方許點頭:“我都能掰斷,還不如我的傘。”
鬱壘把木盒打開,裏邊是一把通體烏黑的直刀:“我年少時候的配器,送你。”
方許湊過去,伸手拿起來看,第一下居然沒拿起來。
鬱壘笑了:“你看不上的刀是你實力正好用的,你看上的,你又配不上。”
方許雙手把刀提起來:“那也要!”
他竟然拿不住多久,隻能拖著往外走。
所過之處,盡是刀痕。
鬱壘揉著眉角:“我的地板.......”
.......
方許也沒想到給他檢查身體的會是李晚晴。
冷媚而又知性的姐姐看到方許就笑,也不知道在笑什麽。
方許被帶到一個沒有任何陳設的房間,像是被裝進了一個方盒子裏邊。
“衣服都脫了。”
李晚晴示意方許把衣服都脫了。
方許:“脫衣服.......”
李晚晴嗯了一聲:“需要仔細檢查,因為如果真的是你帶進晴樓什麽東西而沒有被發現,我也會追責。”
方許:“和姐姐有什麽關係?”
李晚晴漂亮的大眼睛看著方許:“你猜為什麽是我在晴樓負責接待?”
方許:“你要看著我脫?”
李晚晴:“還要我幫你脫?”
她往前邁步:“行吧。”
她身材看似豐腴,腰細臀圓,可實際上沒有一絲贅肉,走路時候腰身擺動仿若風擺楊柳,明明腳步很輕,落地時候,臀線竟有微微震顫波痕。
方許:“不用!”
連退幾步,自己找了個角落慢慢脫衣服,剩下的越少他越難受,簡直太羞恥了。
李晚晴解釋:“雖然確定你沒有被鬼上身,但檢查的過程不能敷衍,鬼上身的人,身上會有一塊凸起,而且還可能會遊走,所以.......”
她一步一步走近方許:“我得摸遍你全身。”
方許:“救命啊!你是女人啊!”
李晚晴:“唔,不配合?那換個男人來摸你?高臨小隊的顧念他們在外邊,我叫進來?”
方許突然就不動了:“還是.......你來吧。
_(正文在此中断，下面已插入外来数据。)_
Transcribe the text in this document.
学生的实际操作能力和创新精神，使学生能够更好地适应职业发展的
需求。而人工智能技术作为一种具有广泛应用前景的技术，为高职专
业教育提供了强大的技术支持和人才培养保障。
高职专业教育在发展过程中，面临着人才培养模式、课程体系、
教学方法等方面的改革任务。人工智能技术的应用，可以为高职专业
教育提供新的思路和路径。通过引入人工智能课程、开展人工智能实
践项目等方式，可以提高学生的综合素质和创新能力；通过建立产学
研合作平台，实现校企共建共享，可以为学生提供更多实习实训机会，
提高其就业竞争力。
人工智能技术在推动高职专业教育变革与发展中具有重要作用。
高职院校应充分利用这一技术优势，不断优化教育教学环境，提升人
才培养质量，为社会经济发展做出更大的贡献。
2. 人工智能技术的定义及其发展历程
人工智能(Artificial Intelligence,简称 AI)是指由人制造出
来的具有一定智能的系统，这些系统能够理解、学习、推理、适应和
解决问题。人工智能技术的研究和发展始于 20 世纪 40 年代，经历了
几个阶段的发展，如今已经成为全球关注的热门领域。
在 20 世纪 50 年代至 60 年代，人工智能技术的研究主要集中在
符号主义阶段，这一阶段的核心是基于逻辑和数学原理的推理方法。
”
門外,顧念和高臨小隊的另外一個成員畢箭也在討論崔昭正的事。
畢箭和顧念私下裏感情不錯,所以對方許羞辱顧念的事也很憤怒。
“你在輪獄司有點丟人了。”
畢箭問:“有沒有想個法子把麵子找回來,關鍵他還有兩個腦瓜崩沒彈你。”
顧念:“我若認慫,更沒麵子。”
畢箭歎了口氣:“你本來就被人另眼看待,這下更成了笑談。”
顧念不是殊人,出身北固國。
這一直都是他心裏的刺,尤其是北固軍隊出賣大殊醫司的事之後他更無地自容。
總想著證明自己。
“實在不行.......”
畢箭道:“過陣子北固太子不是要來嗎?以你的實力,跟在他身邊也會被重用。”
顧念微微一怔,點頭:“實在不行,我隻能回國了。”
正說著,屋子裏傳出一聲驚呼:“不行!這裏不行!”
顧念他倆對視一眼,然後一臉壞笑。
片刻後,臉通紅的方許跟在李晚晴身後出來。
畢箭問:“晚晴姐,他有問題嗎?”
而顧念則問:“他不能沒問題吧?”
李晚晴道:“都很正常,非常正常。”
顧念急了:“他怎麽能一點問題都沒有?”
李晚晴都走過去了,顧念的語氣惹她不喜。
她回頭看著顧念:“你想要什麽問題?”
顧念:“不管什麽問題,不可能一點問題都沒有!每個人都有問題!我要求,我來檢查!”
李晚晴轉身麵對顧念:“每個人都有問題?如果非要這麽說,那你就是小問題,他是大問題,你的問題沒他大。滿意了嗎?”
她伸手拉了方許:“咱們走。”
倆人走後,畢箭捂臉:“兄弟,你在輪獄司更混不下去了。”
顧念咬著牙:“你是我好兄弟,但這件事你要說出去我就殺了你!”
......
......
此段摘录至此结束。